1. Compute marginal effects and contrasts at the mean (or other representative value) instead of all observed rows of the original dataset: Use the `newdata` argument and the `datagrid()` function.
2. Compute marginal effects for a subset of variables, paying special attention to exclude factor variables which can be particularly costly to process: Use the `variables` argument.
3. Do not compute standard errors: Use the `vcov = FALSE` argument.

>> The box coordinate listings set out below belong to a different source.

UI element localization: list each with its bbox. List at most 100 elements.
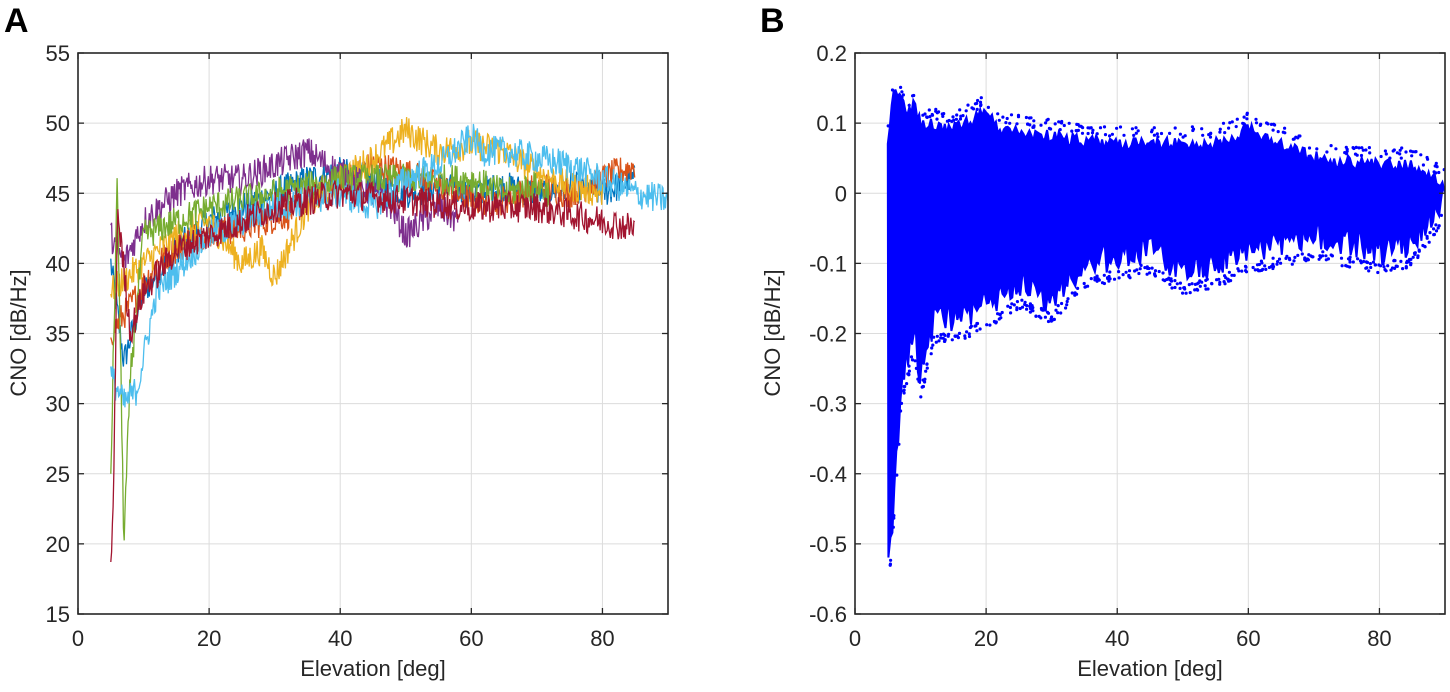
panel-b-scatter-point xyxy=(1310,255,1314,259)
panel-b-scatter-point xyxy=(1359,153,1364,158)
panel-b-scatter-point xyxy=(1230,273,1234,277)
panel-b-scatter-point xyxy=(1236,267,1240,271)
panel-b-scatter-point xyxy=(1298,134,1302,138)
panel-b-scatter-point xyxy=(1264,267,1268,271)
panel-b-scatter-point xyxy=(919,395,923,399)
panel-b-scatter-point xyxy=(1020,298,1024,302)
panel-b-scatter-point xyxy=(899,409,903,413)
panel-b-scatter-point xyxy=(1383,149,1387,153)
panel-b-scatter-point xyxy=(968,325,973,330)
panel-b-scatter-point xyxy=(1182,286,1186,290)
panel-b-scatter-point xyxy=(1329,144,1333,148)
panel-b-scatter-point xyxy=(1206,287,1210,291)
panel-b-scatter-point xyxy=(967,332,971,336)
panel-b-scatter-point xyxy=(1018,306,1022,311)
panel-b-scatter-point xyxy=(1351,260,1355,264)
panel-b-plot-area xyxy=(854,52,1445,615)
panel-b-scatter-point xyxy=(1168,282,1172,286)
panel-b-scatter-point xyxy=(1079,124,1083,128)
panel-b-scatter-point xyxy=(1130,127,1134,131)
panel-b-scatter-point xyxy=(1008,121,1012,125)
panel-b-scatter-point xyxy=(934,340,938,344)
panel-b-scatter-point xyxy=(1065,303,1069,307)
panel-b-scatter-point xyxy=(1066,297,1070,301)
panel-b-scatter-point xyxy=(978,327,982,331)
panel-b-scatter-point xyxy=(1005,116,1009,121)
panel-b-scatter-point xyxy=(1371,260,1375,264)
panel-b-scatter-point xyxy=(1428,231,1432,235)
panel-b-scatter-point xyxy=(1110,132,1114,136)
panel-b-scatter-point xyxy=(1178,286,1182,290)
panel-b-scatter-point xyxy=(1095,132,1099,136)
panel-b-scatter-point xyxy=(1398,148,1402,152)
panel-b-scatter-point xyxy=(897,442,901,446)
panel-b-scatter-point xyxy=(1152,126,1156,130)
panel-b-scatter-point xyxy=(937,339,941,343)
panel-b-scatter-point xyxy=(996,112,1000,116)
panel-a-ytick-label: 45 xyxy=(46,181,70,206)
panel-b-scatter-point xyxy=(1150,128,1154,132)
panel-b-scatter-point xyxy=(895,473,899,477)
panel-b-scatter-point xyxy=(950,119,954,123)
panel-b-scatter-point xyxy=(1117,270,1121,274)
panel-b-scatter-point xyxy=(1102,125,1107,129)
panel-b-scatter-point xyxy=(1306,258,1310,262)
panel-b-scatter-point xyxy=(1134,131,1138,135)
panel-b-scatter-point xyxy=(1015,122,1019,126)
panel-b-scatter-point xyxy=(1137,271,1141,276)
panel-b-scatter-point xyxy=(1271,262,1275,266)
panel-b-scatter-point xyxy=(1095,277,1099,281)
panel-b-scatter-point xyxy=(1076,128,1080,132)
panel-b-scatter-point xyxy=(1304,259,1308,263)
panel-b-scatter-point xyxy=(1191,127,1196,131)
panel-a: A Elevation [deg] CNO [dB/Hz] 0 20 40 60 80 1… xyxy=(4,2,669,681)
panel-b-scatter-point xyxy=(1181,291,1185,295)
panel-b-scatter-point xyxy=(1044,121,1048,125)
panel-b-scatter-point xyxy=(909,355,914,359)
panel-b-scatter-point xyxy=(1351,146,1355,150)
panel-b-scatter-point xyxy=(1091,128,1095,132)
panel-b-scatter-point xyxy=(1399,259,1403,263)
panel-b-ytick-label: -0.3 xyxy=(809,392,847,417)
panel-b-scatter-point xyxy=(1411,255,1415,259)
panel-b-scatter-point xyxy=(1009,113,1014,117)
panel-b-scatter-point xyxy=(1086,284,1090,288)
panel-b-scatter-point xyxy=(928,115,932,119)
panel-a-ytick-label: 30 xyxy=(46,392,70,417)
panel-b-xtick-label: 60 xyxy=(1236,626,1260,651)
panel-b-scatter-point xyxy=(1266,122,1270,126)
panel-b-scatter-point xyxy=(1321,250,1325,254)
panel-b-scatter-point xyxy=(1257,262,1261,267)
panel-b-scatter-point xyxy=(931,343,935,347)
panel-b-scatter-point xyxy=(1102,273,1106,277)
panel-b-scatter-point xyxy=(1090,131,1095,135)
panel-b: B Elevation [deg] CNO [dB/Hz] 0 20 40 60 80 -… xyxy=(760,2,1446,681)
panel-b-scatter-point xyxy=(1098,126,1103,130)
panel-b-scatter-point xyxy=(978,100,983,104)
panel-b-scatter-point xyxy=(1193,288,1197,292)
panel-b-scatter-point xyxy=(1145,265,1149,269)
panel-b-scatter-point xyxy=(1016,115,1021,119)
panel-b-scatter-point xyxy=(1405,259,1409,263)
panel-b-scatter-point xyxy=(1054,308,1058,312)
panel-b-scatter-point xyxy=(1030,308,1034,313)
panel-a-series-line-6 xyxy=(110,180,636,563)
panel-b-scatter-point xyxy=(1368,262,1372,266)
panel-b-scatter-point xyxy=(1224,276,1228,280)
panel-b-scatter-point xyxy=(924,369,928,373)
panel-b-label: B xyxy=(760,2,785,40)
panel-b-scatter-point xyxy=(1277,257,1282,261)
panel-b-scatter-point xyxy=(1439,213,1443,217)
panel-b-ytick-label: 0.1 xyxy=(816,111,847,136)
panel-b-scatter-point xyxy=(1175,282,1179,286)
panel-b-scatter-point xyxy=(1173,126,1177,130)
panel-b-scatter-point xyxy=(1369,265,1373,270)
panel-b-scatter-point xyxy=(1223,131,1227,135)
panel-b-scatter-point xyxy=(1006,304,1010,308)
panel-b-scatter-point xyxy=(979,103,983,107)
panel-b-scatter-point xyxy=(1357,146,1361,150)
panel-b-scatter-point xyxy=(966,103,970,107)
panel-b-scatter-point xyxy=(935,334,939,338)
panel-a-xtick-label: 40 xyxy=(328,626,352,651)
panel-b-scatter-point xyxy=(1193,282,1197,286)
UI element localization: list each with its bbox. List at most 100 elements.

This simulation illustrates how computation time varies for a model with 25 regressors and 100,000 observations:

``````library(marginaleffects)

## simulate data and fit a large model
N <- 1e5
dat <- data.frame(matrix(rnorm(N * 26), ncol = 26))
mod <- lm(X1 ~ ., dat)

results <- bench::mark(
# marginal effects at the mean; no standard error
slopes(mod, vcov = FALSE, newdata = "mean"),
# marginal effects at the mean
slopes(mod, newdata = "mean"),
# 1 variable; no standard error
slopes(mod, vcov = FALSE, variables = "X3"),
# 1 variable
slopes(mod, variables = "X3"),
# 26 variables; no standard error
slopes(mod, vcov = FALSE),
# 26 variables
slopes(mod),
iterations = 1, check = FALSE)

results[, c(1, 3, 5)]
## <bch:expr>                                  <bch:tm> <bch:byt>
## slopes(mod, vcov = FALSE, newdata = "mean") 230.09ms    1.24GB
## slopes(mod, newdata = "mean")               329.14ms    1.25GB
## slopes(mod, vcov = FALSE, variables = "X3")  198.7ms  496.24MB
## slopes(mod, variables = "X3")                  1.27s    3.29GB
## slopes(mod, vcov = FALSE)                      5.73s   11.05GB
## slopes(mod)                                   21.68s   78.02GB``````

The benchmarks above were conducted using the development version of `marginaleffects` on 2023-02-03.

## 25.2 Speed comparison

The `slopes()` function is relatively fast. This simulation was conducted using the development version of the package on 2022-04-04:

``````library(margins)

N <- 1e3
dat <- data.frame(
y = sample(0:1, N, replace = TRUE),
x1 = rnorm(N),
x2 = rnorm(N),
x3 = rnorm(N),
x4 = factor(sample(letters[1:5], N, replace = TRUE)))
mod <- glm(y ~ x1 + x2 + x3 + x4, data = dat, family = binomial)``````

`marginaleffects` is about the same speed as `margins` when unit-level standard errors are not computed:

``````results <- bench::mark(
slopes(mod, vcov = FALSE),
margins(mod, unit_ses = FALSE),
check = FALSE, relative = TRUE)
results[, c(1, 3, 5)]

##   expression                        median mem_alloc
##   <bch:expr>                          <dbl>     <dbl>
## 1 slopes(mod, vcov = FALSE)   1         1
## 2 margins(mod, unit_ses = FALSE)       6.15      4.17``````

`marginaleffects` can be 100x times faster than `margins` when unit-level standard errors are computed:

``````results <- bench::mark(
slopes(mod, vcov = TRUE),
margins(mod, unit_ses = TRUE),
check = FALSE, relative = TRUE, iterations = 1)
results[, c(1, 3, 5)]

## <bch:expr>                     <dbl>     <dbl>
## slopes(mod, vcov = TRUE)          1        1
## margins(mod, unit_ses = TRUE)   128.      18.6``````

Models estimated on larger datasets (> 1000 observations) can be difficult to process using the `margins` package, because of memory and time constraints. In contrast, `marginaleffects` can work well on much larger datasets.

In some cases, `marginaleffects` will be considerably slower than packages like `emmeans` or `modmarg`. This is because these packages make extensive use of hard-coded analytical derivatives, or reimplement their own fast prediction functions.